そらQラジオ0204

そらQラジオ【text】第12回(2020年2月4日):ローカルキャリアの実践者 その2

そらQラジオ【text】では、ラジオの内容を整理してお届けします。第12回は宇野由里絵さん後編。島根県雲南市で雲南ソーシャルチャレンジバレー【企業チャレンジ】事務局CAREER FOR Local Careerで働き、ローカルキャリアを実践中の宇野由里絵さんに、雲南市での活動を伺います。(田:田鹿 宇:宇野さん)

要点メモ
・地域の課題はセクター横断が大半であり、そこで新しい事業を作っていきたい
・雲南市が選ばれる理由はスピード感と受け入れ力
・地域では手触り感のある仕事ができる

雲南市:チャレンジの連鎖による持続可能なまちづくり

田:雲南市での今の仕事について教えてもらえますか?
宇:雲南市は「チャレンジが連鎖することによって持続可能なまちづくりをしていこう」と地方創生を掲げているんですが、新しく「起業チャレンジ」を去年の4月から始めました。今までは年代毎にチャレンジが生まれていましたが、社会課題を解決するためには、その世代が頑張るだけでなくリソースを持っている都市部の企業をつないでチャレンジを促進していくことが必要だろうということで始まりました。その事務局をやっています。

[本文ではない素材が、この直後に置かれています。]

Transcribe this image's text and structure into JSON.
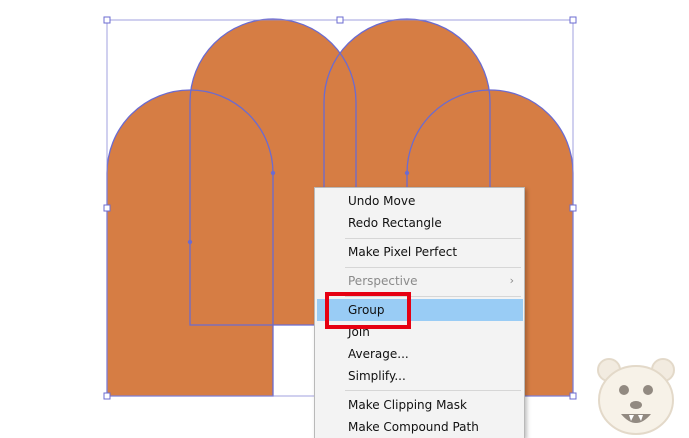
{
  "context_menu": {
    "items": [
      {
        "label": "Undo Move",
        "state": "enabled"
      },
      {
        "label": "Redo Rectangle",
        "state": "enabled"
      },
      {
        "label": "Make Pixel Perfect",
        "state": "enabled"
      },
      {
        "label": "Perspective",
        "state": "disabled",
        "has_submenu": true,
        "submenu_arrow": "›"
      },
      {
        "label": "Group",
        "state": "highlighted"
      },
      {
        "label": "Join",
        "state": "enabled"
      },
      {
        "label": "Average...",
        "state": "enabled"
      },
      {
        "label": "Simplify...",
        "state": "enabled"
      },
      {
        "label": "Make Clipping Mask",
        "state": "enabled"
      },
      {
        "label": "Make Compound Path",
        "state": "enabled"
      }
    ]
  },
  "colors": {
    "shape_fill": "#d67d44",
    "selection_stroke": "#6b6bd0",
    "menu_highlight": "#99ccf5",
    "annotation_box": "#e60012"
  },
  "icons": {
    "mascot": "bear-mascot-icon",
    "submenu": "chevron-right-icon"
  }
}
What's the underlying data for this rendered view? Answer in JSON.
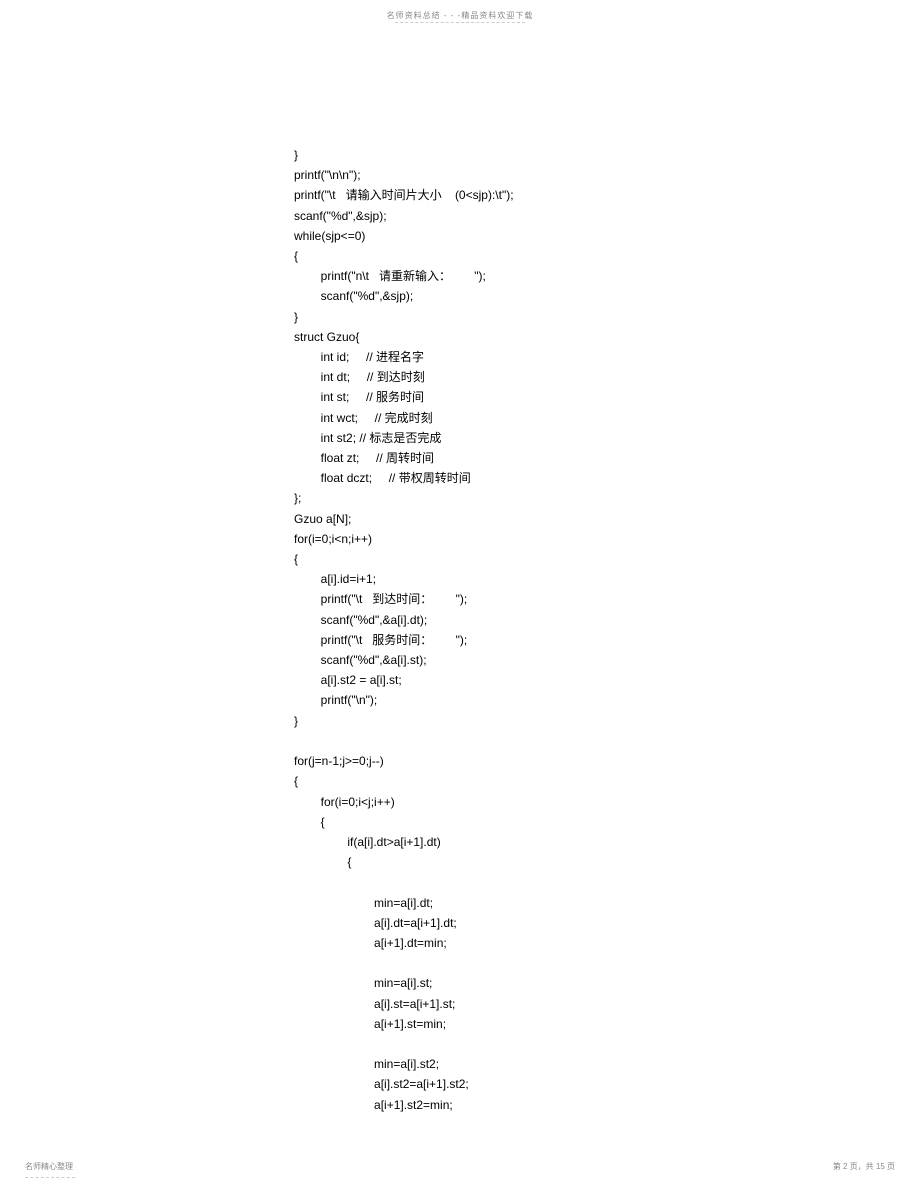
{
  "header": "名师资料总结 - - -精品资料欢迎下载",
  "footer_left": "名师精心整理",
  "footer_right": "第 2 页，共 15 页",
  "code": "}\nprintf(\"\\n\\n\");\nprintf(\"\\t   请输入时间片大小    (0<sjp):\\t\");\nscanf(\"%d\",&sjp);\nwhile(sjp<=0)\n{\n        printf(\"n\\t   请重新输入：       \");\n        scanf(\"%d\",&sjp);\n}\nstruct Gzuo{\n        int id;     // 进程名字\n        int dt;     // 到达时刻\n        int st;     // 服务时间\n        int wct;     // 完成时刻\n        int st2; // 标志是否完成\n        float zt;     // 周转时间\n        float dczt;     // 带权周转时间\n};\nGzuo a[N];\nfor(i=0;i<n;i++)\n{\n        a[i].id=i+1;\n        printf(\"\\t   到达时间：       \");\n        scanf(\"%d\",&a[i].dt);\n        printf(\"\\t   服务时间：       \");\n        scanf(\"%d\",&a[i].st);\n        a[i].st2 = a[i].st;\n        printf(\"\\n\");\n}\n\nfor(j=n-1;j>=0;j--)\n{\n        for(i=0;i<j;i++)\n        {\n                if(a[i].dt>a[i+1].dt)\n                {\n\n                        min=a[i].dt;\n                        a[i].dt=a[i+1].dt;\n                        a[i+1].dt=min;\n\n                        min=a[i].st;\n                        a[i].st=a[i+1].st;\n                        a[i+1].st=min;\n\n                        min=a[i].st2;\n                        a[i].st2=a[i+1].st2;\n                        a[i+1].st2=min;"
}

地域課題に対して、セクター横断で新しい事業を生み出したい

田:経緯は何だったんですか?
宇:もともと島根県で働いていた時も、島根県の教育委員会、雲南市の中間支援NPOおっちラボ、地域魅力化プラットフォームの3つに所属をしながら働いていて、それぞれで事業を回したり事務的なサポート業務を行っていたりしてました。それぞれに関わる中でセクター横断で何か新しい事業を作っていくというところに関われるといいなと思っていました。教育の文脈なら教育の人しかその場に出てこなかったり、地方創生の文脈だと役場の中でも地方創生の文脈の人しか出てこないみたいなことが起こるんですが、横断しながら新しいものを作っていく場に参画できるといいなという思いが出てきたからです。

雲南市が選ばれる理由はスピード感と受け入れ力

田: そうそうたる企業から雲南市が実証実験の場として選ばれるのは、何か秘訣があるんですか?
宇:行政内の意思決定の早さなど、地域との連携におけるスピード感です。行政はやると決めるまでに時間がかかるんですが、雲南市の場合はそこがスピード感をもって早いタイミングでできることです。
田:役所は失敗を恐れるような組織ですし、地域としても何かわからないことをうちでやるとなると拒否反応が生まれそうですが、雲南市はそれがあまりないんですかね?
宇:そうですね。地域の方からも話してた時に何でやるのかみたいな話よりも、どうやったらやれるのかという話になりやすいというのは雲南の特性としてありますね。

地域では手触り感のある仕事ができる

田:キャリアは名古屋でスタートし、東京へ行って島根に行くと。よく都落ちという言葉があるじゃないですか。でも、宇野さんの場合は常に自分がやりたい事を求めて行った先がたまたま地方だったと。これまさにローカルキャリアですよね。ローカルキャリア白書という書籍を出版されていますが、そちらはどのようなものなんですか?
宇:ローカルで活き活きと生きている人達は決して都落ちと感じていないし、いつかタイミングが来て東京で何か新しいことを始めようと思った時に戻れる、何となくよくわからないけど自信はあると。それをローカルキャリアという言葉にして表しつつ、そこを紐解いていけるようなことができればローカルに今まで踏み込めなかったけど、一歩踏み出してみようという人達の背中を押せるんじゃないかということで、ローカルでキャリアを積むとかローカルで働くとはどういうことかというのをまとめてみた本がローカルキャリア白書になります。事例集とアンケートをまとめたものを載せています。東京と地域で働くみなさんにアンケートを取り、都市と地域の働きやすさや働きがいに違いはあるのか、ということを明らかにするためのアンケートを取りました。
田:東京と地方ではどういう差がありましたか?
宇: 正直働きがいや働きやすさに差がないという事が分かりました。突出して結果が出ていたのは、自分がやっていることが社会に対して関わりを持っているとか社会に対して影響力を持っていると感じる人は地域の方が高かったことです。地域で働くことのメリットの一つは、手触り感のある仕事ができる事ではないかと思います。
田:例えばローカルキャリアを実践している人の声として何か特徴的なものはありますか?
宇:誰も安定のために働いていないという事がなかなか面白くてですね、自分の生活の安定のためだったりとか、よくライスワークって言いますけど、そういう働き方ではなくて自分がやりたいことやこういう風に社会に貢献したいとかを目的に働いてる人が多いという事がインタビューから見えて、私は面白かったなと思いますね。
田: まさに宇野さんがやってることですよね。
宇:何のために働くのかということを地域の方がより突きつけられる所があると思うので、より自分の中で自分の人生をどうやって生きていくのかということを考えながら働いている人が多いという感覚ですね。